Аморальные рассказы - Альберто Моравиа 12 стр.


Думая обо всем этом, я чувствую, как на меня накатывает злость, разъедающая душу. Следую за матерью в гостиную пятидесятых годов, и здесь - как и от ее фальшивой молодости - не могу не испытывать ту же злость. Возможно, из-за всей этой псевдоантичной мебели, сделанной из множества новых и старых, слепленных вместе кусков, которую она приобрела в молодости у модных антикварных воров. Возможно, из-за этих провинциальных псевдоиспанских и тосканских трюмо, шкафчиков, стульчиков, столов и табуреток, все еще не рухнувших и до сих пор обманывающих наивного посетителя своей необычностью и якобы подлинностью.

Сухо спрашиваю у матери:

- Я тебе нужна? Для чего это?

С естественностью хозяйки, обращающейся к рабыне, она выбрасывает из-под халата обнаженную ногу и, показывая ее мне, говорит:

- У меня нет времени пойти к педикюрше, а ты знаешь, как это делается. Ты должна мне обрезать мозоль на мизинце. Не знаю почему, но она постоянно растет.

Я сразу взрываюсь:

- Пойди к педикюрше. У меня не тот сегодня день. И потом, если говорить правду, твои мозоли мне противны.

Мать, эгоистка, занятая только собой и своим, реагирует так, как я и ожидала.
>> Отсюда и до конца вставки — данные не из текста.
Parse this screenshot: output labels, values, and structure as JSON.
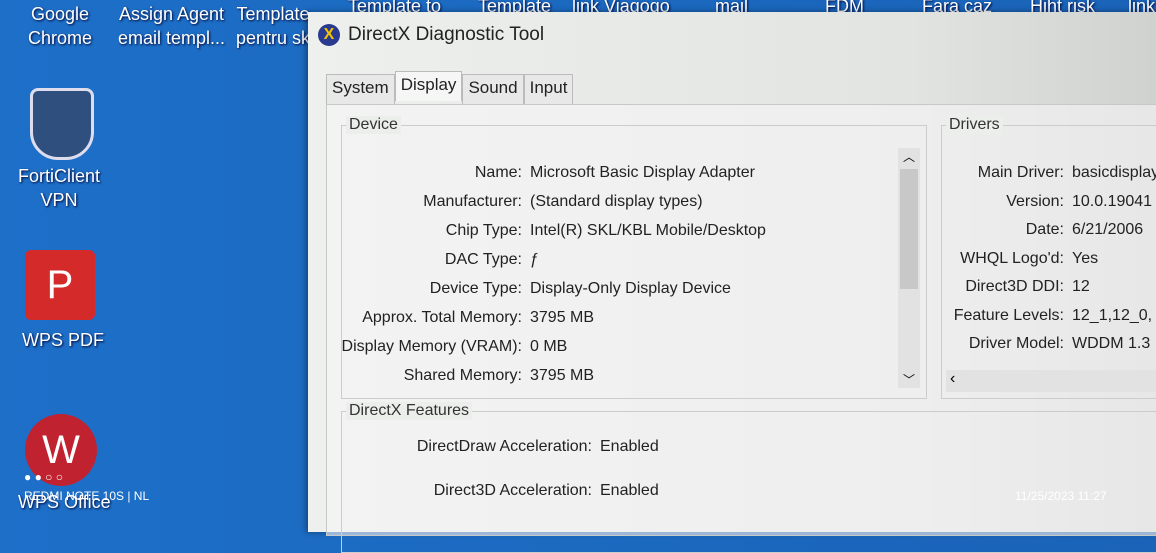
{
  "desktop": {
    "top_icons": [
      "Google\nChrome",
      "Assign Agent\nemail templ...",
      "Template\npentru sk",
      "Template to",
      "Template",
      "link Viagogo",
      "mail",
      "FDM",
      "Fara caz",
      "Hiht risk",
      "link"
    ],
    "side_icons": [
      {
        "label": "FortiClient\nVPN",
        "icon": "forticlient-icon"
      },
      {
        "label": "WPS PDF",
        "icon": "wps-pdf-icon"
      },
      {
        "label": "WPS Office",
        "icon": "wps-office-icon"
      }
    ]
  },
  "window": {
    "title": "DirectX Diagnostic Tool",
    "tabs": [
      "System",
      "Display",
      "Sound",
      "Input"
    ],
    "active_tab": "Display",
    "device": {
      "label": "Device",
      "rows": [
        {
          "k": "Name:",
          "v": "Microsoft Basic Display Adapter"
        },
        {
          "k": "Manufacturer:",
          "v": "(Standard display types)"
        },
        {
          "k": "Chip Type:",
          "v": "Intel(R) SKL/KBL Mobile/Desktop"
        },
        {
          "k": "DAC Type:",
          "v": "ƒ"
        },
        {
          "k": "Device Type:",
          "v": "Display-Only Display Device"
        },
        {
          "k": "Approx. Total Memory:",
          "v": "3795 MB"
        },
        {
          "k": "Display Memory (VRAM):",
          "v": "0 MB"
        },
        {
          "k": "Shared Memory:",
          "v": "3795 MB"
        }
      ]
    },
    "drivers": {
      "label": "Drivers",
      "rows": [
        {
          "k": "Main Driver:",
          "v": "basicdisplay"
        },
        {
          "k": "Version:",
          "v": "10.0.19041"
        },
        {
          "k": "Date:",
          "v": "6/21/2006"
        },
        {
          "k": "WHQL Logo'd:",
          "v": "Yes"
        },
        {
          "k": "Direct3D DDI:",
          "v": "12"
        },
        {
          "k": "Feature Levels:",
          "v": "12_1,12_0,"
        },
        {
          "k": "Driver Model:",
          "v": "WDDM 1.3"
        }
      ]
    },
    "features": {
      "label": "DirectX Features",
      "rows": [
        {
          "k": "DirectDraw Acceleration:",
          "v": "Enabled"
        },
        {
          "k": "Direct3D Acceleration:",
          "v": "Enabled"
        }
      ]
    }
  },
  "photo": {
    "device": "REDMI NOTE 10S | NL",
    "timestamp": "11/25/2023 11:27"
  }
}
Она запахивает халат и спрашивает удивленно:

- Тогда зачем ты пришла?

- Конечно, не срезать мозоли.

Мать делает вид, что занята цветами в вазе на столе, стоящем в центре гостиной. Поправляет головки, выбрасывает увядшие. И говорит со вздохом:

- Как ты неучтива, груба и невыносима.

Внезапно для самой себя я объявляю решение, которое окончательно так и не приняла:

- Пришла, чтобы сказать тебе: хочу расстаться с Витторио.

- Ты всегда это говоришь, но никогда не делаешь, - с полным равнодушием реагирует мать.

- На этот раз есть повод. Он меня не любит, наш брак не состоялся.

- Вам надо было завести детей. Это единственное средство сохранить брак, хоть меня и пугает возможность стать бабушкой.

- Но я не хочу детей, что мне с ними делать?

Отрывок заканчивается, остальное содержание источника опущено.